Ни с того ни с сего папа спросил:
— Двайт, что ты знаешь об Австралии?
— То же, что и все. Каторжники, аборигены, сумчатые. — Я пожал плечами, исчерпав запас штампов.
— Дело в том, что я познакомился с очень милой женщиной…
Вот это удар так удар. Прямо под дых.
— С женщиной?!
— Представь себе. Женщины не так уж редки в природе. Она, видишь ли, живет в Брисбене. Вот я и подумываю, не слетать ли в Брисбен. Говорят, Австралия — удивительная страна.
— А вдруг она окажется как та болгарка? Подумай хорошенько, прежде чем лететь.
— Двайт, не может она быть как болгарка, если живет в Австралии. По-моему, Австралия — это все равно что Штаты в начале шестидесятых. Открытая страна, неосвоенная. Есть где развернуться.
— Да, папа, но я-то думал, что ты развелся с мамой только потому, что ты по природе своей одиночка. То есть я не умаляю серьезности для тебя этого шага, в смысле — развода. Но ты сам говорил «Я — одиночка». Я только цитирую. — Кажется, на слове «цитирую» мой голос несколько сорвался.
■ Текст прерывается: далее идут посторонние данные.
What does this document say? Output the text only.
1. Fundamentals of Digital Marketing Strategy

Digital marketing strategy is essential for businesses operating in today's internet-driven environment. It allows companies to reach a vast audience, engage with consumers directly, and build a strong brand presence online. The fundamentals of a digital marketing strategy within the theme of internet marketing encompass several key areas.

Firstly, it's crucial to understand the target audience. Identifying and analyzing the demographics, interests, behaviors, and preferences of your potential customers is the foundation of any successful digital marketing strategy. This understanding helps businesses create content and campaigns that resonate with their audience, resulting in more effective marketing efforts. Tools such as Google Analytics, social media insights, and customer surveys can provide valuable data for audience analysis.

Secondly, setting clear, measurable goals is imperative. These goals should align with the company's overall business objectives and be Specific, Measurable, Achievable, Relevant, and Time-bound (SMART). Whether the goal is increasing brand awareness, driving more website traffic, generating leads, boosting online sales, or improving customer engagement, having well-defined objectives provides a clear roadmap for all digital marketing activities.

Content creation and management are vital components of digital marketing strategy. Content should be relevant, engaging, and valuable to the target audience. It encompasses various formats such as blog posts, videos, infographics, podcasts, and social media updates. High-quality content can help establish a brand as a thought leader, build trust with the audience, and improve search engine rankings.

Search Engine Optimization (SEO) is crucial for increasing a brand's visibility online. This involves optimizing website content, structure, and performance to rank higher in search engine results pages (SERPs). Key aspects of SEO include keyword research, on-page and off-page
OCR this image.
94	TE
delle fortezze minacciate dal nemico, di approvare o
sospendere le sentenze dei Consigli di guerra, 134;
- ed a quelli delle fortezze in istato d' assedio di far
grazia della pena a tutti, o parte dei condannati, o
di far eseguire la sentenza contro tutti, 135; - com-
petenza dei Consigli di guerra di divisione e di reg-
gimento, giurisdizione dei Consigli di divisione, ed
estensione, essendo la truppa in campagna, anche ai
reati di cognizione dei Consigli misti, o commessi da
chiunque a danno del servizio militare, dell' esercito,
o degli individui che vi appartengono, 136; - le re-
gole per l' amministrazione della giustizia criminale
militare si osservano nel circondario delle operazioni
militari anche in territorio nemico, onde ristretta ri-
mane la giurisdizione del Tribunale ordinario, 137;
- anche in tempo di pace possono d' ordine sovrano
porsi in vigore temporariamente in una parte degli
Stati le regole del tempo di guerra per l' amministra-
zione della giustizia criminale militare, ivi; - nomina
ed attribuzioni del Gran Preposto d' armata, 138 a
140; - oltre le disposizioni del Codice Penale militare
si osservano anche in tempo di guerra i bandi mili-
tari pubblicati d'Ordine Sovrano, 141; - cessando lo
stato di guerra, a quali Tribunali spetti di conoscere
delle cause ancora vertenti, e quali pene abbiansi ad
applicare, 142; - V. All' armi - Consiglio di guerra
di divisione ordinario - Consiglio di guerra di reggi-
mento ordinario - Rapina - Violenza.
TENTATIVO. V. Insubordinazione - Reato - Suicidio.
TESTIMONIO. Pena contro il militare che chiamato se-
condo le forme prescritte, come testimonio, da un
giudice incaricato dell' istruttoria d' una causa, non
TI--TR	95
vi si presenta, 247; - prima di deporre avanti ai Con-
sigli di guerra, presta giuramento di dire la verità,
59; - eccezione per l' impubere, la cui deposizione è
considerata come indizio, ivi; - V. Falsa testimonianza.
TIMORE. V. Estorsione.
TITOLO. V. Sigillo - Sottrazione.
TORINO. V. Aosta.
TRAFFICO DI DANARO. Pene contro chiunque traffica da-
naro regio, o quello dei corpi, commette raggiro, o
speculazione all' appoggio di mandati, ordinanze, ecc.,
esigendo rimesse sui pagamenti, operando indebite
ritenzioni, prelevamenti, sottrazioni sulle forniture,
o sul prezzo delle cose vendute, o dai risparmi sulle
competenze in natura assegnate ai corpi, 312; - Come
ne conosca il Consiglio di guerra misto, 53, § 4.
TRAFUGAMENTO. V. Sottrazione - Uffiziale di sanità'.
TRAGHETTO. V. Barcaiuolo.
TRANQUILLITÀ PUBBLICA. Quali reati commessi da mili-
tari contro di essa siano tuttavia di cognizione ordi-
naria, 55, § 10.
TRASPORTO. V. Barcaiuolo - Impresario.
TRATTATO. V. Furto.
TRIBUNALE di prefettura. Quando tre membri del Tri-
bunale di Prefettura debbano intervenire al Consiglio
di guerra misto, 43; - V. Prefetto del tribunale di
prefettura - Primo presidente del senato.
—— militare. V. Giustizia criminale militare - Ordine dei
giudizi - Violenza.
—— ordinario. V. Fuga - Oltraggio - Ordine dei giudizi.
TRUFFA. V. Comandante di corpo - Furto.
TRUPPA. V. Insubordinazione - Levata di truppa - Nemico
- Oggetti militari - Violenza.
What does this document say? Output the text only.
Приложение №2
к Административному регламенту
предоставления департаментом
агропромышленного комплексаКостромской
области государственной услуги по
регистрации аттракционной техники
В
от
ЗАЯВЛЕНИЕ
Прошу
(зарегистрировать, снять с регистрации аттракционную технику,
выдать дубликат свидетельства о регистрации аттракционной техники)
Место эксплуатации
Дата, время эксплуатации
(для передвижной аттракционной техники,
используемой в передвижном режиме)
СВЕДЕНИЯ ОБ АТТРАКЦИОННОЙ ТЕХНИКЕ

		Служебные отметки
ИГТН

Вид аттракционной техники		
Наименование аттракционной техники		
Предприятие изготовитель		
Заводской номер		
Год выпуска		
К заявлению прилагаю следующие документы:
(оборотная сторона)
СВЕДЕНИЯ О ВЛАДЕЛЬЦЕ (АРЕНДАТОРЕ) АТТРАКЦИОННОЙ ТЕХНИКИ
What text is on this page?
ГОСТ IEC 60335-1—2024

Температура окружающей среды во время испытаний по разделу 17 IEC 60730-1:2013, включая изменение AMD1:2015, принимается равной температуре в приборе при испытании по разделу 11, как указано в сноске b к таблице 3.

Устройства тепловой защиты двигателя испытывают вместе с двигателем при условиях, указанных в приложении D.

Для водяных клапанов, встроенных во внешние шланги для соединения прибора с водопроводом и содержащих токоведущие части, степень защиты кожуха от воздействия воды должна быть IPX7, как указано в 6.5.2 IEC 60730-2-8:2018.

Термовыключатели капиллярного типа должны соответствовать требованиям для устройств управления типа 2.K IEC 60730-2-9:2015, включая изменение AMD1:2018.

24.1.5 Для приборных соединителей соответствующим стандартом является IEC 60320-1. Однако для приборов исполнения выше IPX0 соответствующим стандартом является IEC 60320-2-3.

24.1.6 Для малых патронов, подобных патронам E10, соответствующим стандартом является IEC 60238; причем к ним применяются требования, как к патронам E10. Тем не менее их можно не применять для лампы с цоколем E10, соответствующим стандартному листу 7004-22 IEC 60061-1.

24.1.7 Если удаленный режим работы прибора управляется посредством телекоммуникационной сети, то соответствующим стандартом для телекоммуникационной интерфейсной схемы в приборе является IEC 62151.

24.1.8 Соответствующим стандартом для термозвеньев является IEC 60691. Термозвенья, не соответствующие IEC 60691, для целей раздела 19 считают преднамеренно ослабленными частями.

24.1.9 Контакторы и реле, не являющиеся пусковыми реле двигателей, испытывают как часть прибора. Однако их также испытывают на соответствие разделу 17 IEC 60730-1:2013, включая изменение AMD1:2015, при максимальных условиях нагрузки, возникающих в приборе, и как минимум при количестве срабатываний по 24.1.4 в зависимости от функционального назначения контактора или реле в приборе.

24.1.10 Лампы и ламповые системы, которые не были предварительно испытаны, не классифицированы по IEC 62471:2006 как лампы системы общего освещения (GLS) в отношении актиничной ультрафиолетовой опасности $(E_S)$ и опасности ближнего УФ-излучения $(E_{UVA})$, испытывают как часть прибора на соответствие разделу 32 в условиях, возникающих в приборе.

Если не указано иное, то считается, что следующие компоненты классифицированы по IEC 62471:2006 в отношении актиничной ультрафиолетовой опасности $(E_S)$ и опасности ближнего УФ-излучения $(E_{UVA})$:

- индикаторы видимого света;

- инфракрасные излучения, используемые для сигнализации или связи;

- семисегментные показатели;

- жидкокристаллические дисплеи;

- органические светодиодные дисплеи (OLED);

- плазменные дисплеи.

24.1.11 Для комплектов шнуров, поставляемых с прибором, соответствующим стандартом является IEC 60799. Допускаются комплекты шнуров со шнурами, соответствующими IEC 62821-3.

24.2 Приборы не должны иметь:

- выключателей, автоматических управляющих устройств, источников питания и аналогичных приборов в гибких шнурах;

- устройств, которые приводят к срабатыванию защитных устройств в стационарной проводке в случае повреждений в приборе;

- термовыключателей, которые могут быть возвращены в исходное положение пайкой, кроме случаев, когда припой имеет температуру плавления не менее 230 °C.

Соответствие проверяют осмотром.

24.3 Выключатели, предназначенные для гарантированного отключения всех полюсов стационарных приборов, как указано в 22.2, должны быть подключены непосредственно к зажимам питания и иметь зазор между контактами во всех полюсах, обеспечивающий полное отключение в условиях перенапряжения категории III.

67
Появилась официантка с нашим заказом.
— Пожалуйста, вегетарианский сандвич и сандвич с мя…
— Мертвечину для него. — Я предвосхитил действия девушки. Когда она ушла, я, не в силах сдерживаться, воскликнул: — Надо же, австралийка!
Тип за соседним столиком оглянулся.
— Франсес, — гнул свое папа, — в высшей степени интересная женщина. Я очень надеюсь, что ничто не воспрепятствует нашей встрече лицом к лицу.
— Только не говори, что познакомился с ней через интернет.
— А хотя бы и так. И волноваться пока рано: если я с ней встречусь, это еще не значит, что я перееду в Австралию. Мы обсудим это дома.
— Ах, дома!..
— Двайт, да какая муха тебя укусила? Обычно ты ведешь себя гораздо лучше.
— Спасибо.
— Поговорим об этом позже.
— Правильно. Не спеши, а то успеешь. Папа… — Я должен был наконец признаться. — Папа, меня уволили. У меня нет ни гроша. У меня нет профессии!
Папа явно сконфузился.
— Единственное, что у меня есть, — абулия. Таков остаток.
— Абу… что?
— Не важно. Но она, по всем признакам, наследственная. — Я тряхнул головой. Во рту было горько и засушливо, как с бодуна.
Папа отреагировал на мое увольнение так же, как Ванита, — заказал еще виски.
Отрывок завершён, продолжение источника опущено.